4,317 patients responded (14.8% total response rate, 605 HCoE patients (16.1% response), 1429 HCoE station patients (14.1% response), and 2283 non-HCoE patients (13.5% response)). HCoE patients had higher Overall Satisfaction (OR = 1.29, 95% CI 1.08-1.54) and Provider Ratings (OR = 1.35, 95% CI 1.14-1.60), as well as higher satisfaction in Access (OR = 1.46, 95% CI 1.19-1.79) and Communication (OR = 1.33, 95% CI 1.06-1.66) than non-HCoE patients. Patients seen in a station with an HCoE had higher satisfaction across all domains (Access OR = 1.34, 95% CI 1.28-1.39; Communication OR = 1.36, 95% CI 1.30-1.41; Care Coordination OR 1.36, 95% CI 1.31-1.42; Staff OR 1.24, 95% CI 1.20-1.27; Overall Satisfaction OR 1.49, 95% CI 1.42-1.56; Provider Rating OR 1.23, 95% CI 1.18-1.28). Overall Satisfaction and Provider Rating were significantly lower in African American (OR 0.94, 95% CI 0.90-0.99; OR 0.90, 95% CI 0.87-0.94) and Asian respondents (OR 0.77, 95% CI 0.68-0.88; OR 0.73, 95% CI 0.66-0.82) compared to White respondents, although these results were attenuated with adjustment. Care coordination scores were lower in Asian (OR 0.64, 95% CI 0.55-0.74) American Indian/Alaska Native (OR 0.34, 95% CI 0.28-0.41), and Native Hawaiian/Pacific Islanders (OR 0.77, 95% CI 0.70-0.85) compared to White respondents.

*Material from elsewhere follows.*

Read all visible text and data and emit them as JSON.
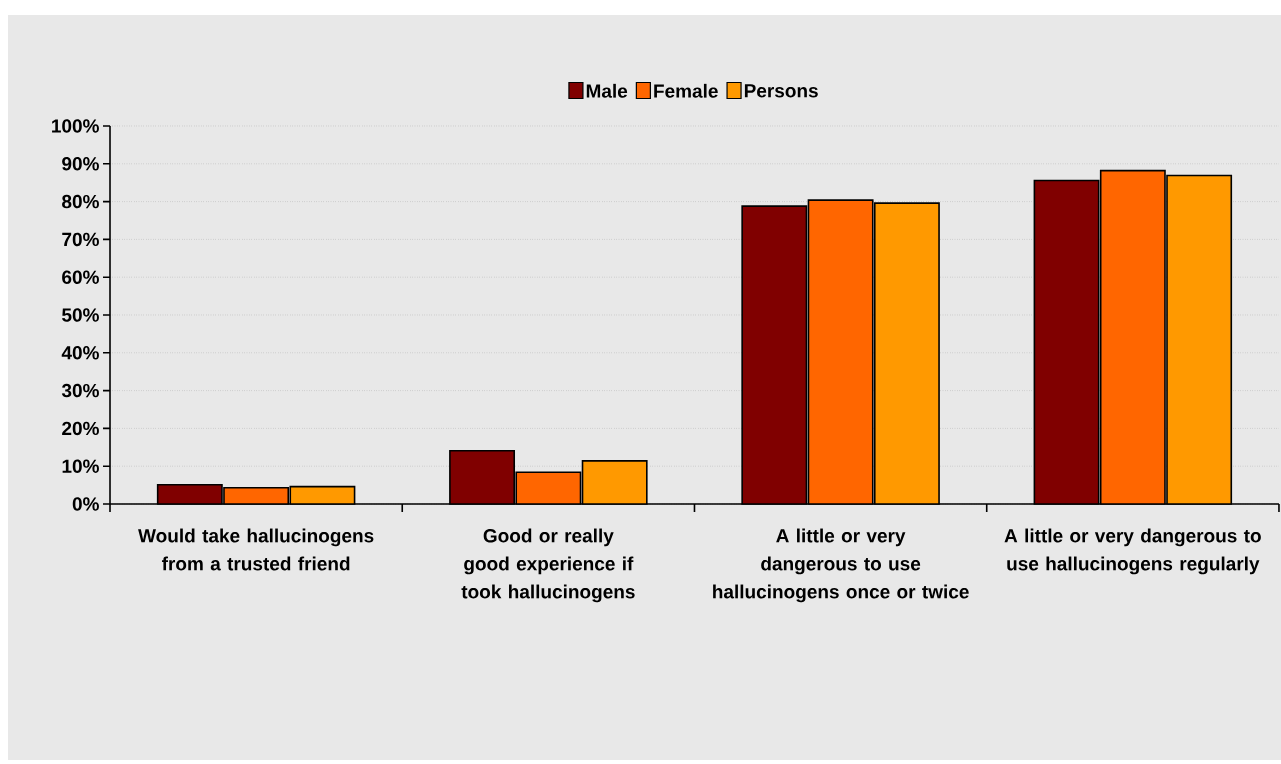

HCoE patients and HCoE station patients reported greater satisfaction across all domains except care coordination and office staff. Overall satisfaction, provider ratings, and satisfaction with care coordination were lower for most racial groups before and after adjustment. Determining whether educational efforts from HCoEs contributed to the improvement of care satisfaction in stations with an HCoE is warranted.
Opportunities exist to improve patient experience with headache care, specifically for medical centers without an HCoE and among minority groups. Expansion of the HCoEs and tailoring headache care plans may be another useful tool for improving patient experiences.